ARLES EN TOROS Une oreille chacun et des toros un peu en dessous
Corrida Victoriano del Rio pour Daniel Luque (oreille et silence), Emilio de Justo (vuelta et oreille) et Juan Leal (oreille et silence).
Les Victoriano del Rio assurent les succès mais encore faut-il se mettre devant. Daniel Luque, dont le directeur des arènes Jean-Baptiste Jalabert s’occupe depuis peu, a réalisé une temporada 2022 plus que bonne et régulière. Emilio de Justo a su encaisser la saison qui l’avait propulsé parmi les plus visibles. Juan Leal, lui, continue son chemin et se fait un nom. La course du jour était aussi taillée pour lui. De tous les acteurs, la défaillance est venue du bétail.
Daniel Luque débute et se remémore les bons souvenirs qu’il a connu dans ces arènes. Ici, l’Espagnol est sorti quelques fois en triomphe et autant dire que le public arlésien l’apprécie. Premier en piste, un exemplaire portant le fer de Cortès, un toro plus qu’intéressant, peut-être le meilleur de la tarde. Luque ne le laisse pas passer. Il s’y colle d’emblée et fait voir les qualités de bravo de ce toro. Toujours à son aise quand il a les trastos, Luque trouve facilement le point de bascule. Avec lu, peu de situations demeurent incomprises. Il finit comme souvent avec ses luquecinas.
Sur son second, le natif de Gerena, nous fera mentir. Il tombe sur un toro violent mais avec un fond de vice. Pas grand-chose à faire si ce n’est faire n’importe et ça, ce n’est pas dans l’ADN du maestro qui abrège le duel.
Emilio de Justo touchait quant à lui un premier toro qui ressemblait beaucoup au deuxième de Luque, en tout cas qui avait les mêmes mauvaises manières. Emilio de Justo ne se démonte jamais et fait montre de savoir-faire et de patience. Il sait qu’il va ouvrir une brèche et que le public va le suivre. Il parvient à ses fins sur la gauche et calme les assauts du toro. Le public qui n’y croyait plus lui demande de faire un tour de piste. Pas d’oreille mais une vuelta, parfois, cela a plus de sens et de valeur.

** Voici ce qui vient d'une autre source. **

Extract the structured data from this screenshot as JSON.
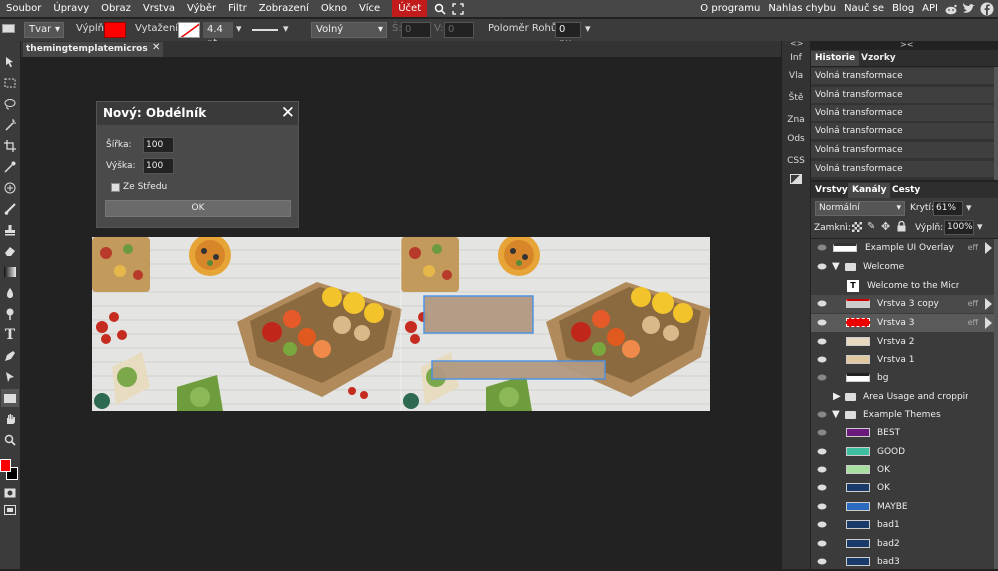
{
  "menu": [
    "Soubor",
    "Úpravy",
    "Obraz",
    "Vrstva",
    "Výběr",
    "Filtr",
    "Zobrazení",
    "Okno",
    "Více"
  ],
  "account_label": "Účet",
  "right_links": [
    "O programu",
    "Nahlas chybu",
    "Nauč se",
    "Blog",
    "API"
  ],
  "toolbar": {
    "shape_select": "Tvar",
    "fill_label": "Výplň:",
    "stroke_label": "Vytažení:",
    "stroke_width": "4.4 pt",
    "mode_select": "Volný",
    "w_label": "Š:",
    "w_value": "0",
    "h_label": "V:",
    "h_value": "0",
    "radius_label": "Poloměr Rohů:",
    "radius_value": "0 px"
  },
  "doc_tab": "themingtemplatemicros",
  "dialog": {
    "title": "Nový: Obdélník",
    "width_label": "Šířka:",
    "width_value": "100",
    "height_label": "Výška:",
    "height_value": "100",
    "center_label": "Ze Středu",
    "ok_label": "OK"
  },
  "side_tabs": [
    "Inf",
    "Vla",
    "Ště",
    "Zna",
    "Ods",
    "CSS"
  ],
  "history": {
    "tabs": [
      "Historie",
      "Vzorky"
    ],
    "items": [
      "Volná transformace",
      "Volná transformace",
      "Volná transformace",
      "Volná transformace",
      "Volná transformace",
      "Volná transformace"
    ]
  },
  "layers_panel": {
    "tabs": [
      "Vrstvy",
      "Kanály",
      "Cesty"
    ],
    "blend_mode": "Normální",
    "opacity_label": "Krytí:",
    "opacity_value": "61%",
    "lock_label": "Zamknì:",
    "fill_label": "Výplň:",
    "fill_value": "100%",
    "eff_label": "eff",
    "layers": [
      "Example UI Overlay",
      "Welcome",
      "Welcome to the Micr",
      "Vrstva 3 copy",
      "Vrstva 3",
      "Vrstva 2",
      "Vrstva 1",
      "bg",
      "Area Usage and croppin",
      "Example Themes",
      "BEST",
      "GOOD",
      "OK",
      "OK",
      "MAYBE",
      "bad1",
      "bad2",
      "bad3"
    ]
  },
  "colors": {
    "accent": "#c21b1b",
    "fill_color": "#ff0000",
    "selection_blue": "#4a90e2"
  }
}
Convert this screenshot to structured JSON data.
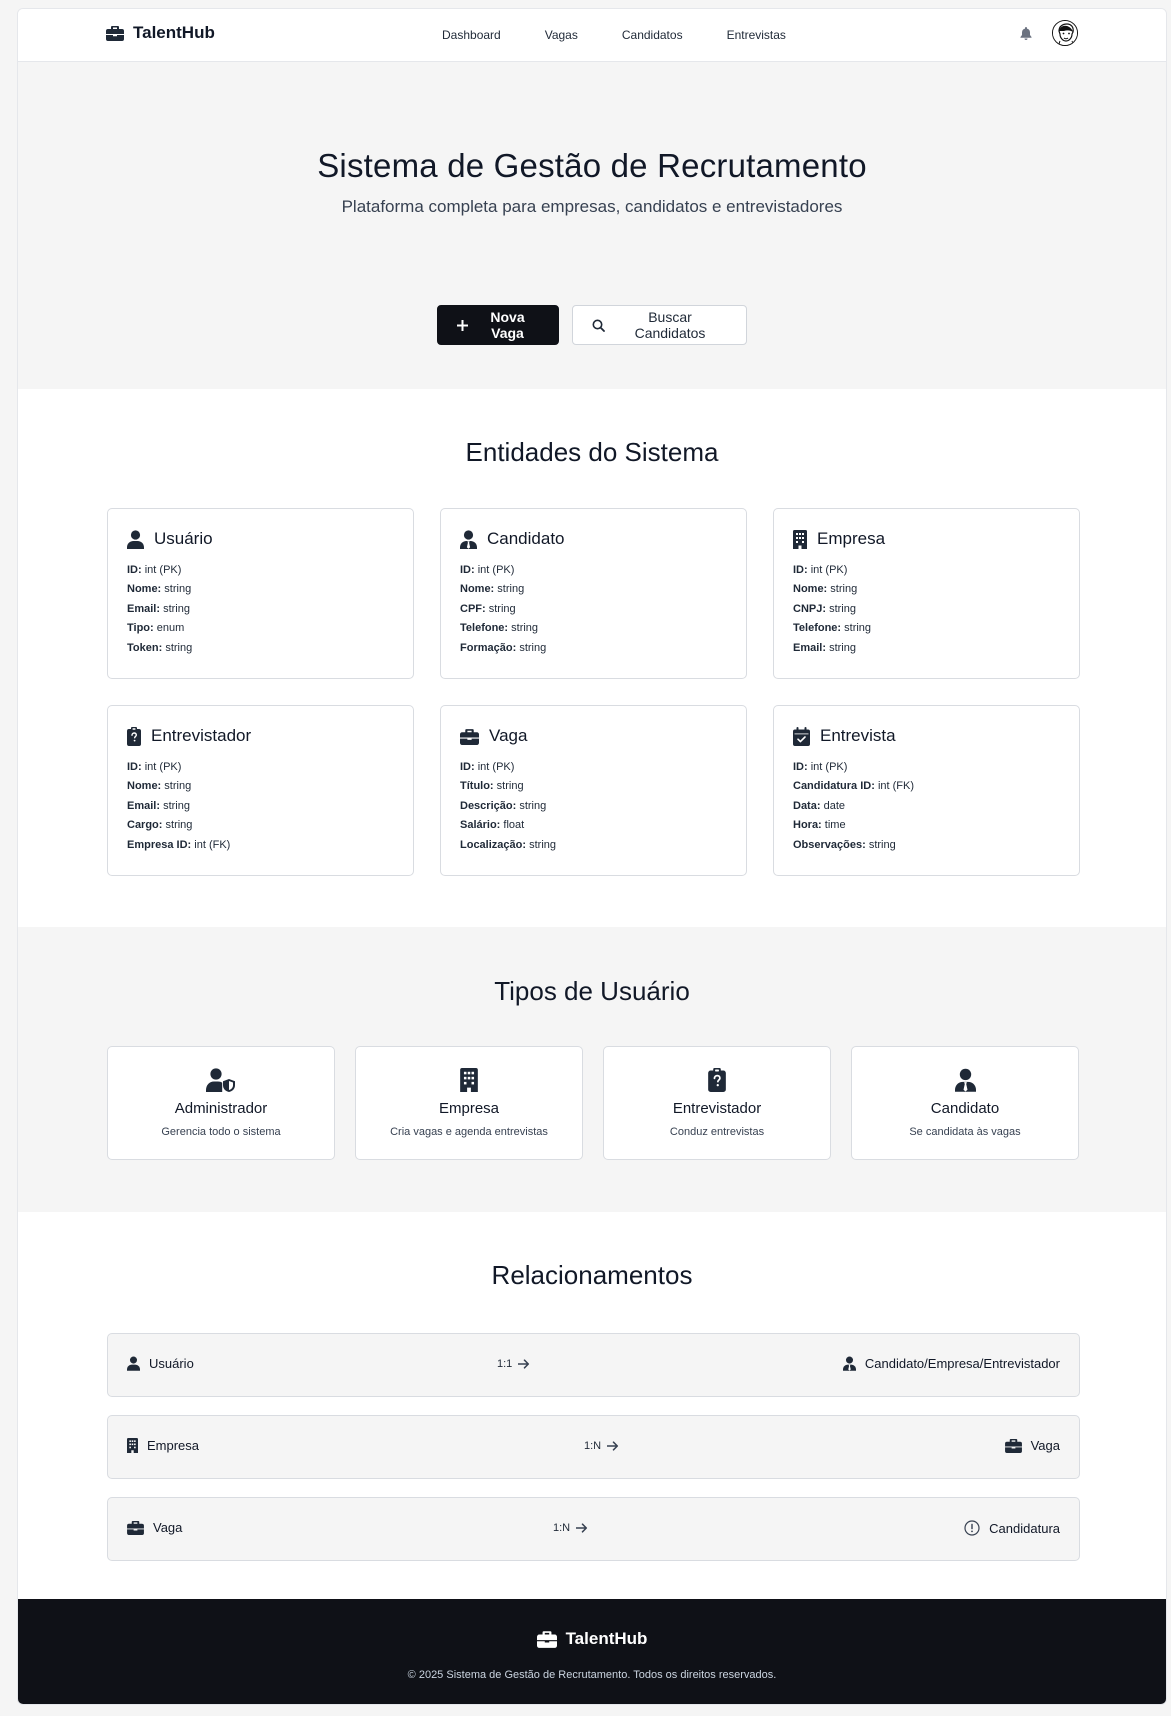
{
  "brand": {
    "name": "TalentHub"
  },
  "nav": {
    "links": [
      "Dashboard",
      "Vagas",
      "Candidatos",
      "Entrevistas"
    ]
  },
  "hero": {
    "title": "Sistema de Gestão de Recrutamento",
    "subtitle": "Plataforma completa para empresas, candidatos e entrevistadores",
    "primary_button": "Nova Vaga",
    "secondary_button": "Buscar Candidatos"
  },
  "entities": {
    "title": "Entidades do Sistema",
    "cards": [
      {
        "title": "Usuário",
        "icon": "user-icon",
        "fields": [
          {
            "k": "ID:",
            "v": "int (PK)"
          },
          {
            "k": "Nome:",
            "v": "string"
          },
          {
            "k": "Email:",
            "v": "string"
          },
          {
            "k": "Tipo:",
            "v": "enum"
          },
          {
            "k": "Token:",
            "v": "string"
          }
        ]
      },
      {
        "title": "Candidato",
        "icon": "user-tie-icon",
        "fields": [
          {
            "k": "ID:",
            "v": "int (PK)"
          },
          {
            "k": "Nome:",
            "v": "string"
          },
          {
            "k": "CPF:",
            "v": "string"
          },
          {
            "k": "Telefone:",
            "v": "string"
          },
          {
            "k": "Formação:",
            "v": "string"
          }
        ]
      },
      {
        "title": "Empresa",
        "icon": "building-icon",
        "fields": [
          {
            "k": "ID:",
            "v": "int (PK)"
          },
          {
            "k": "Nome:",
            "v": "string"
          },
          {
            "k": "CNPJ:",
            "v": "string"
          },
          {
            "k": "Telefone:",
            "v": "string"
          },
          {
            "k": "Email:",
            "v": "string"
          }
        ]
      },
      {
        "title": "Entrevistador",
        "icon": "clipboard-question-icon",
        "fields": [
          {
            "k": "ID:",
            "v": "int (PK)"
          },
          {
            "k": "Nome:",
            "v": "string"
          },
          {
            "k": "Email:",
            "v": "string"
          },
          {
            "k": "Cargo:",
            "v": "string"
          },
          {
            "k": "Empresa ID:",
            "v": "int (FK)"
          }
        ]
      },
      {
        "title": "Vaga",
        "icon": "briefcase-icon",
        "fields": [
          {
            "k": "ID:",
            "v": "int (PK)"
          },
          {
            "k": "Título:",
            "v": "string"
          },
          {
            "k": "Descrição:",
            "v": "string"
          },
          {
            "k": "Salário:",
            "v": "float"
          },
          {
            "k": "Localização:",
            "v": "string"
          }
        ]
      },
      {
        "title": "Entrevista",
        "icon": "calendar-check-icon",
        "fields": [
          {
            "k": "ID:",
            "v": "int (PK)"
          },
          {
            "k": "Candidatura ID:",
            "v": "int (FK)"
          },
          {
            "k": "Data:",
            "v": "date"
          },
          {
            "k": "Hora:",
            "v": "time"
          },
          {
            "k": "Observações:",
            "v": "string"
          }
        ]
      }
    ]
  },
  "user_types": {
    "title": "Tipos de Usuário",
    "items": [
      {
        "title": "Administrador",
        "desc": "Gerencia todo o sistema",
        "icon": "user-shield-icon"
      },
      {
        "title": "Empresa",
        "desc": "Cria vagas e agenda entrevistas",
        "icon": "building-icon"
      },
      {
        "title": "Entrevistador",
        "desc": "Conduz entrevistas",
        "icon": "clipboard-question-icon"
      },
      {
        "title": "Candidato",
        "desc": "Se candidata às vagas",
        "icon": "user-tie-icon"
      }
    ]
  },
  "relations": {
    "title": "Relacionamentos",
    "items": [
      {
        "left": "Usuário",
        "left_icon": "user-icon",
        "card": "1:1",
        "right": "Candidato/Empresa/Entrevistador",
        "right_icon": "user-tie-icon"
      },
      {
        "left": "Empresa",
        "left_icon": "building-icon",
        "card": "1:N",
        "right": "Vaga",
        "right_icon": "briefcase-icon"
      },
      {
        "left": "Vaga",
        "left_icon": "briefcase-icon",
        "card": "1:N",
        "right": "Candidatura",
        "right_icon": "exclamation-circle-icon"
      }
    ]
  },
  "footer": {
    "brand": "TalentHub",
    "copyright": "© 2025 Sistema de Gestão de Recrutamento. Todos os direitos reservados."
  }
}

Né à Caceres il y a tout juste 40 ans, Emilio de Justo va enfin couper son oreille arlésienne à l’issue de son second duel. C’est dans ce genre de situation que l’on se rend compte de la force mentale qu’il faut pour se mettre devant ce genre de bestiau. Même le cheval, Ulysse, de chez Bonijol, en fera les frais et chutera lourdement sans blessure apparente. De Justo est sûr de lui, autoritaire sans être vulgaire, il appuie chacune de ses passes et arrive à lier le tout dans un beau papier cadeau. Deux épées et une entière, une oreille.

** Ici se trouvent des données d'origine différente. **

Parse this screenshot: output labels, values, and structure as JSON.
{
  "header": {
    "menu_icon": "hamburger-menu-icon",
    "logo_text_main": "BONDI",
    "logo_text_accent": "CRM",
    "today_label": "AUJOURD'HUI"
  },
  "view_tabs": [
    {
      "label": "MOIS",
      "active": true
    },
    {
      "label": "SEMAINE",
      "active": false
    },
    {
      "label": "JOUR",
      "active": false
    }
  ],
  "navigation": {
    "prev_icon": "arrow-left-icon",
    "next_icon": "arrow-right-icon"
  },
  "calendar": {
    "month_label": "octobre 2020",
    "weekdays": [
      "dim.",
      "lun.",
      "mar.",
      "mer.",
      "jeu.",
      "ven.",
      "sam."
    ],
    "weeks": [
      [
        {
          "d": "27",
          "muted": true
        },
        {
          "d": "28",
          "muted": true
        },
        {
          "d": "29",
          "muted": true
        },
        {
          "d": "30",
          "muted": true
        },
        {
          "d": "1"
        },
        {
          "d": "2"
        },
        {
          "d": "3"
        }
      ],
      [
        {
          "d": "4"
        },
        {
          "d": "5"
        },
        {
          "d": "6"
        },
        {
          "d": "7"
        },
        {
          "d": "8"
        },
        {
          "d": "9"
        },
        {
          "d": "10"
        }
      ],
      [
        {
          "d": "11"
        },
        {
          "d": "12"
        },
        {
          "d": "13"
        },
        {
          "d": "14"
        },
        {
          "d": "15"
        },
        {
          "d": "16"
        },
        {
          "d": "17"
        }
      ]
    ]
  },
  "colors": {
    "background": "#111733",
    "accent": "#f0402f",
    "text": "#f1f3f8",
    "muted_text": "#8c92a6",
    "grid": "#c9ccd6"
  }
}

Juan Leal est un peu ici chez lui, il y est pleinement d’ailleurs ! Son nom, son enfance et le reste. Il coupera une belle oreille grâce à son assiduité et son pouvoir de persuasion sur le toro et le public. Comme à son habitude, l’aficionado qui vient le voir toréer en a pour ses frais. Avec Juan Leal, on mange du courage et on boit de la bravoure en barre. Avec Juan Leal, il y a évidemment de l’émotion, du drame, du rire et parfois des larmes. Il se rapproche petit à petit, entre dans des terrains spectaculaires et continue son travail de sape. Une oreille de poids.
Dernier toro de la course et Juan Leal doit s’arrimer encore et toujours pour triompher. Hélas, la mort, le descabello, lui portera préjudice. Son toro, moins pesant que les précédents, ne marque pas les gradins et refroidit même l’assemblée. Juan Leal y met du sien mais il ne peut pas faire des miracles. Descabello en main il perd tous ses moyens, redevient humain et fend la carapace. Déception logique mais rien à redire sur son investissement et son concept. D’autres triomphes viendront !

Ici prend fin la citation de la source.